Bölümler: Genel pedagojik teknolojiler

Başarı ihtiyacı kişilik gelişiminde büyük rol oynar. Başarı arzusu eğitimimizin amacıdır. Ancak her bir çocuğun eğitimi ve yetiştirilmesi, sürekli değişen ve öngörülemeyen birçok duruma bağlı olarak son derece karmaşık bir süreçtir.

Elbette, öğrencinin öğrenmesinin başarısı öncelikle öğretmenin becerisine, öğretmenin en iyi yöntem ve teknikleri seçme ve ders sistemini doğru bir şekilde oluşturma becerisine bağlıdır. Her yöntem ve tekniğin konunun çalışılmasındaki yerini belirler. Konuşma, bağımsız çalışma, çalışılan materyalin gözlemleri, öğrenci mesajları, raporlar, özetler... - bunlar öğretmenin elinde olan bir araç cephaneliğidir. Bir öğretmenin çalışmasının başarısı aşağıdaki kriterlere göre belirlenebilir:

  • İyi yürütülen bir ders: Öğrencinin ders sırasında özgüveni arttı ve kendini daha yetkin hissetti.
  • Kötü yürütülen bir ders: Öğrenci dersi aşağılanmış, depresif veya hayal kırıklığına uğramış bir şekilde bırakır; derslerin kendisi için yararlı sonucunu göremez.

Her şeyin sadece öğretmenin çabasına bağlı olduğunu düşünmekten uzağım. Çoğu şey çocuğun kendisine bağlıdır. Öğrenmede başarıya ulaşmak için bence bir çocuğun sahip olması gerekir:

  1. bunun için arzu (öğrenme arzusu, başarılı olma arzusu);
  2. çalışkanlık;
  3. güzel anı;
  4. kıvraklık.

Gördüğünüz gibi arzuyu ilk sıraya koydum. Bilimde nadir görülen fedakarlığın ve olağanüstü üretkenliğin çok çarpıcı bir örneğini temsil eden Louis Pasteur, bir zamanlar kendinden emin bir şekilde şöyle demişti: “Arzu harika bir şeydir… Çünkü Arzuyu her zaman Eylem ve Emek takip eder. Ve İşçiliğe neredeyse her zaman eşlik edilir Başarı." Ve arzu ancak öğrenmenin insanı büyülemesi, neşe getirmesi ve doyum vermesiyle mümkündür. Kendimize şu soruyu soralım: “Dağın zirvelerine tırmanan bir dağcı, bilgisayar oyunları oynayan bir çocuk ve giderek daha iyi öğrenmeye çalışan bir öğrencinin ortak noktası nedir?” Her birinin başarıya ulaşma, başarısızlıktan kaçınma ve kendi yeteneklerinin seviyesini artırma arzusu için aktif bir güdüye sahip olduğu açıktır.

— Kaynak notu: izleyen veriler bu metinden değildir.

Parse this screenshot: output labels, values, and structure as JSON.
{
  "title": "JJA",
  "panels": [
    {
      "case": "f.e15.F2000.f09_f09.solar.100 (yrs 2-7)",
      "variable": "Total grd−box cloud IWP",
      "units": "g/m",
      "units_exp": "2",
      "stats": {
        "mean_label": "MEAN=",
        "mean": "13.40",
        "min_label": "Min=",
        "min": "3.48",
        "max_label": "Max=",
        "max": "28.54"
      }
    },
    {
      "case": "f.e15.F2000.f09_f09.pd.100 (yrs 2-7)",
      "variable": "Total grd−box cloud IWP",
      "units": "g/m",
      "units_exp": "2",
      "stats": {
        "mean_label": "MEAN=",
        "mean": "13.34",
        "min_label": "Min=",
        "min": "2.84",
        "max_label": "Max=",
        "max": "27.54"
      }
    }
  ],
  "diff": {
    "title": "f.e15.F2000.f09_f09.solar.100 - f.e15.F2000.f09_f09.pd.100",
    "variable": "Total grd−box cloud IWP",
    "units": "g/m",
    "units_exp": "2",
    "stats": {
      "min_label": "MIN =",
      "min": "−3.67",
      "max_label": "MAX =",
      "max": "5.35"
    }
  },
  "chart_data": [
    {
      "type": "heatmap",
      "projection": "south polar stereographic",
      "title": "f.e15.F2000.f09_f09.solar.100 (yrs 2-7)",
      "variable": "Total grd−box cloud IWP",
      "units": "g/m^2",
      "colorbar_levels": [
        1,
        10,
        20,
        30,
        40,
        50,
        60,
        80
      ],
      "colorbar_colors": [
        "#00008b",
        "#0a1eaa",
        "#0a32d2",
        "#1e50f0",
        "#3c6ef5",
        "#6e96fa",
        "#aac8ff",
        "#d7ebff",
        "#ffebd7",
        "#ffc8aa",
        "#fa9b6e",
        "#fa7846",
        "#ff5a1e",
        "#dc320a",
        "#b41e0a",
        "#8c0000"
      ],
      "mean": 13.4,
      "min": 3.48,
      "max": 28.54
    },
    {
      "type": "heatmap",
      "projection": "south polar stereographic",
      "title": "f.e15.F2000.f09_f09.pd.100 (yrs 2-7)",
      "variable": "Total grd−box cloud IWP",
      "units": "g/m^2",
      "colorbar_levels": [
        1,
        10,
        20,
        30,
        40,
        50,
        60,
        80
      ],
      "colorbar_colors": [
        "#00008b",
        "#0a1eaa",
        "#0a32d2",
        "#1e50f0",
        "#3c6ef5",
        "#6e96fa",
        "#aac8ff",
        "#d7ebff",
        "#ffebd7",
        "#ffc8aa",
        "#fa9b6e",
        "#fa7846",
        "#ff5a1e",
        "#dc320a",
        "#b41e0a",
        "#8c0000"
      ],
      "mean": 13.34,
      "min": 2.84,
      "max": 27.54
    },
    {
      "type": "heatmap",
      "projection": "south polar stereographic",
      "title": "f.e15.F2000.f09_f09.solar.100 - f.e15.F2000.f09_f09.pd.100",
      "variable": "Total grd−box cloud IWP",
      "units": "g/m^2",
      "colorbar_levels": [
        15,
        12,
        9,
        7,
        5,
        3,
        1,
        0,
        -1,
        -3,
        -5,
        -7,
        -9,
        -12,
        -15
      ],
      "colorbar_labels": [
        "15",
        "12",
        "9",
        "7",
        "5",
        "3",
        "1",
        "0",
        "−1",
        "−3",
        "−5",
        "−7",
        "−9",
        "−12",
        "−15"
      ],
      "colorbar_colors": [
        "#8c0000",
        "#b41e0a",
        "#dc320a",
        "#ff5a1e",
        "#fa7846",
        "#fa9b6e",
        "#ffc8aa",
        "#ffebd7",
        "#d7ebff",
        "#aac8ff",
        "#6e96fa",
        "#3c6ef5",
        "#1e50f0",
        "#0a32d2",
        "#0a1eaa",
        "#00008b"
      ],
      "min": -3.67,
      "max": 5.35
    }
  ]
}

Bir öğrenci materyali bildiğinde sınıfta kendini rahat hisseder ve gerçekten cevap vermek ister. Ancak çoğu zaman öğretmen de aktif olmak ister, yeterli sabrı yoktur ve öğrenciyi dinlemeden kendisi adına konuşur veya ona düşünmesi için zaman vermeden, sınıf veya okulun bir kısmı olmasına rağmen onun adına cevaplar verir. öğrenciler kendilerini hatırlayabildiler. Bu arada, 20'li yıllarda Dostoyevski okulunun başkanı (G. Belykh ve L. Panteleev'in "Shkid Cumhuriyeti" kitabından biliniyor) V.N. Soroka-Rosinsky çok değerli bir ilkeyi formüle etti: "Daha az öğretmen - daha fazla öğrenci." Başarı, sadece iki öğrencinin 10 dakika boyunca tahtada cevap vermesi ve geri kalanının not defterlerinde cevap vermesi durumunda birçok öğrenci derse gelebilir mi? Sanki herkes bir şeyler yapmakla meşgulmüş gibi, ama bu görev herhangi bir zihinsel çaba gerektirmiyor. diğer bir seçenek: 2-4 öğrenci tahtanın her iki yanından çalışır, böylece tahtada çalışma süreci sınıf tarafından görülmez. Sıralarında oturanlar bağımsız olarak görevi tamamlarlar. Ancak bundan sonra tahtadaki yazı gösterilir. herkese ve öğrenciler çalışmalarını kontrol ederler Psikolog F.N. Gonobolin tarafından açıklanan bu "kapalı tahta" yöntemi, sınıf etkinliğini önemli ölçüde artırarak birçok kişinin görevi tamamlamada başarılı olmasını etkinleştirir..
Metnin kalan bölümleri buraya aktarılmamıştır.